DES CHIFFRES ÉLOQUENTS...

La profession dans son ensemble aurait créé 21 000 emplois en un an soit une progression de +5,5 %. Une tendance qui devrait maintenir son rythme de croissance en l'an 2000.

Si l'on s'en tient à stricte objectivité de ces chiffres, le transport routier pourrait se gratifier du titre de bon élève de la classe si, de leur côté, les employeurs n'évoquaient, régulièrement, leurs difficultés à recruter. Car, ces statistiques ne traduisent pas la tension qui existe actuellement sur le marché de l'emploi. Elle transparaît, en revanche, dans l'analyse des offres et demandes d'emplois qui sont publiées par les organismes spécialisés (presse, ANPE, sociétés d'intérim).

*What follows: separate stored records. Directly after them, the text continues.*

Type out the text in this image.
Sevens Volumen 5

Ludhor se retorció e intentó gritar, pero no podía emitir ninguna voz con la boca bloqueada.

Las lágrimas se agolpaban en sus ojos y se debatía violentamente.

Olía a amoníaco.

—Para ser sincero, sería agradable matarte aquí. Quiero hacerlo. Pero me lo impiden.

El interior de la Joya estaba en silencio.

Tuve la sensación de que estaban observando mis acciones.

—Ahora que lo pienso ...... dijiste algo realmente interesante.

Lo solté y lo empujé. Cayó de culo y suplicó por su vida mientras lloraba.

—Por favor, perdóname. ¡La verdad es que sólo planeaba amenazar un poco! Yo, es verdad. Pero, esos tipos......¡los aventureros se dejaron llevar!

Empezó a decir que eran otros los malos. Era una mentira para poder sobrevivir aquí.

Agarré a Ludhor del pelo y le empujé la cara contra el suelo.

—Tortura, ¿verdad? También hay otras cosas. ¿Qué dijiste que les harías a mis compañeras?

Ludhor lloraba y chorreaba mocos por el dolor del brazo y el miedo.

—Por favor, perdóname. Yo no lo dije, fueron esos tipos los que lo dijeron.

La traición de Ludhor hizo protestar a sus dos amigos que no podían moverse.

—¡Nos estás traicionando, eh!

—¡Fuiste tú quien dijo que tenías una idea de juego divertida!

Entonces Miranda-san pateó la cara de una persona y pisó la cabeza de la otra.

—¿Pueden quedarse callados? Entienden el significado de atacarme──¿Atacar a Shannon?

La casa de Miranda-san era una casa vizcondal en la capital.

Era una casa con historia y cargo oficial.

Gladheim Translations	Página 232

Sur plus de 100 000 offres d'embauches qui n'ont pas trouvé preneurs, en 1999, le transport vient en troisième position après le secteur associatif et le bâtiment. Le déficit d'emploi est estimé à plus de 10 000 personnes et concerne, principalement, les conducteurs routiers. « Les possibilités d'embauche hypothéquées par la pénurie de postulants » sont évoquées dans une récente enquête d'opinion effectuée par la Fédération Nationale des Transporteurs Routiers auprès de ses adhérents. Elle impute cette situation à deux causes principales : « le manque de main d'oeuvre qualifiée » consécutif au niveau de formation désormais requis (effet FIMO et FFCOS) qui conduit à une inadéquation de l'offre et de la demande, et « l'image d'une profession insuffisament valorisée » doublée d'une évolution « socio-culturelle des candidats à l'emploi ».

Une étude réalisée, l'an dernier, par Manpower corrobore cette enquête et fait ressortir que, dans 55 % des cas, le poste proposé n'est pas pris faute de qualification suffisante, dans 14 % des cas le refus incombe à l'employeur pour défaut de présentation et dans 10 % des cas aux salariés qui estiment les rémunérations insuffisantes.

L'exemple fourni par l'ANPE Ile-de-France illustre également cette inadéquation de l'offre par rapport à la demande en raison de la sous-qualification des candidats. Les ANPE de la Région ont enregistré, l'an dernier, 23 000 offres émanant d'employeurs, soit une progression de 5,2 % par rapport à l'année précédente. Parallèlement, le nombre de demandeurs sur le secteur était de 58 000, soit un recul de 5 %. 34 % des offres faisaient appel à du personnel non qualifié mais 84 % des candidats avaient une formation nettement inférieure au CAP.